The Guilt-Free Guide to Going Out to Eat: 5 Tips for Mindful Eating
by Pritikin Longevity Center & Spa
Restaurant meals do not have to be packed with calories, salt, sugar, white flour, and artery-damaging saturated fat to taste good. For nearly four decades, thousands of guests at the Pritikin Longevity Center in Miami, Florida, have learned how delicious and doable healthy dining can be.
Here are 5 mindful eating tips taught by the registered dietitians, doctors, and chefs at Pritikin:
1. As soon as you sit down, ask for a green salad instead of the bread basket.
There it is, tucked temptingly in linen, its aromas wafting up. Before the menus arrive, three or four slices (and about 700 calories) have been eaten, and you’ve yet to order dinner! Even worse is dipping the bread in olive oil. Like a sponge, it soaks up every drop so that the calorie concentration in your bread is the same as gulp… German chocolate cake! And this is an appetizer?

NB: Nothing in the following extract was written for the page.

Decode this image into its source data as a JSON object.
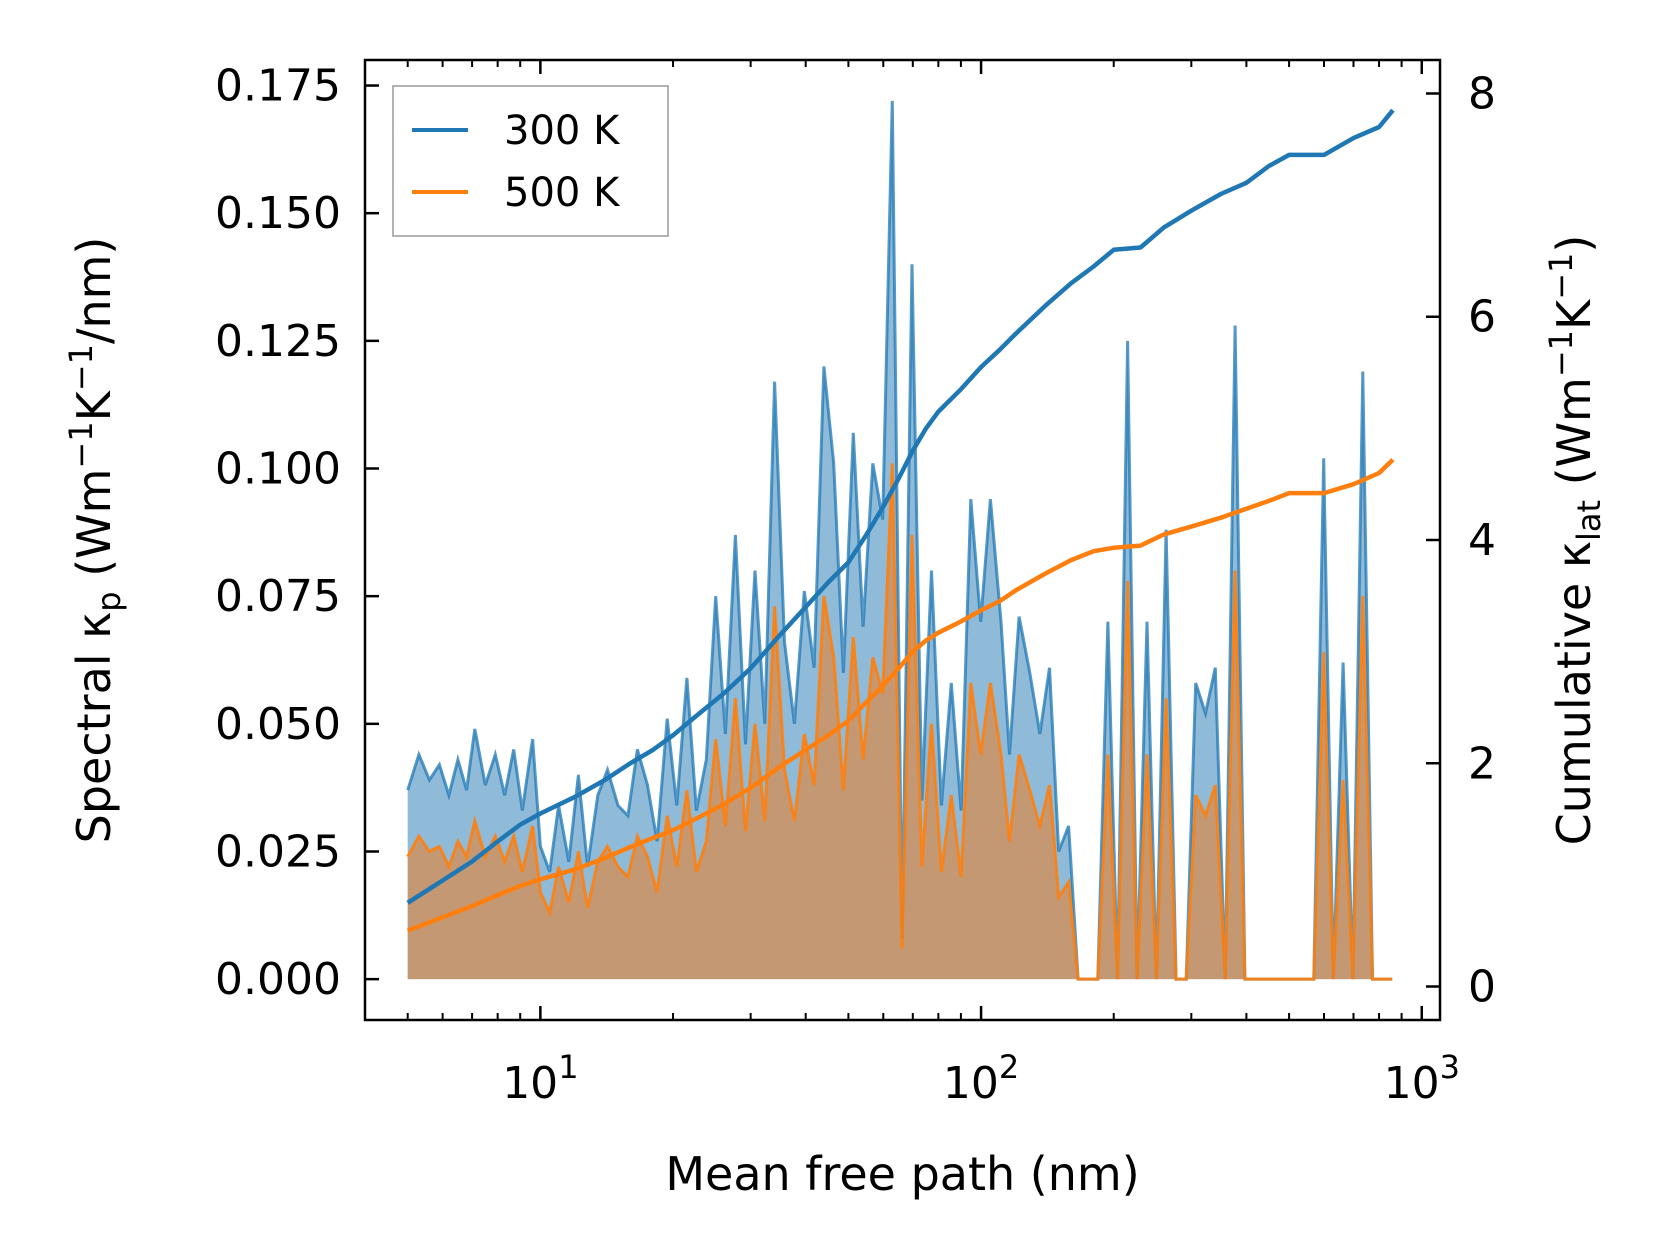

Instead, order a big, fresh green salad, with olive oil and balsamic vinegar on the side. To curb your calorie intake (all oils, including olive oils, are the most calorie-dense foods on earth) use a bit of olive oil, just a teaspoon or two. Or be adventurous and see what else might work as a snappy, low-calorie dressing. For example do you see fresh salsa on the menu? Ask that a little of it be delivered on the side with your salad.
2. Split entrees.
In today’s world of “super-sizing,” many entrees can easily feed two people. If the entree is solely yours, have the chef split it before it leaves the kitchen, wrapping the half you don’t eat in a “to-go” bag for you to take home. Order an extra salad and/or vegetable side dish to make a complete and satisfying meal.
3. Go easy on alcohol.
Any calorie-containing drinks, from soft drinks to fruit juices to alcohol, are discouraged by the doctors and dietitians at the Pritikin Longevity Center because numerous studies have found that people don’t compensate for the calories they’re drunk by eating less food.
Bottom Line: Calorie-rich drinks lead to weight gain. If you normally eat a bowl of pasta, a green salad, and grilled seafood on alcohol-free evenings, you’ll eat that same pasta, salad, and seafood on nights with alcohol. So automatically, you’ve tallied up an extra 200 to 300 calories or more.
Order a nice bottle of wine, if you’d like, but share the caloric wealth. Pour a glass for everyone at the table. And order for yourself a bottle of mineral water. Enjoy three or four sips of the mineral water for every sip of wine. You’ll cut down dramatically on the total amount of calories you take in.
4. Constantly ask yourself, until it becomes a habit, “Am I eating slowly?”
It takes about 20 minutes for food to reach the small intestine. When that happens, chemical signals are sent back to the brain to say, “You can stop eating now. You’ve had enough.” If we eat too fast, we can easily put too much food into our bodies before the satiety signals are received. Mindful eating gives our satiety signals a chance to kick in before we’ve overeaten.
“Mindful eating is all about slowing down, actually seeing our food, taking in its aromas, and appreciating its colors and beauty. It’s about giving food and the act of eating our full attention,” explains psychologist and lifestyle-change specialist Dr. Coral Arvon, Director of Behavior Health and Wellness at the Pritikin Longevity Center. “The results can be priceless. Mindful eating not only brings back pleasure, it brings back control. Because we’re aware of every single bite, and celebrating each one, we’re more aware of how much we’re eating, and we know when to stop. We feel good at stopping. Both physically and emotionally, we’re satisfied.”
5. Order a healthy dessert.
Not ordering dessert when everyone else does is usually a mistake. Order fresh berries, fruit cocktail, or a little sorbet with some fresh fruit to avoid “tasting” from other people’s high-fat and sugar-laden choices. Or, instead of ordering dessert at the restaurant, get some exercise after dinner and walk together to an ice cream parlor for a nonfat frozen yogurt.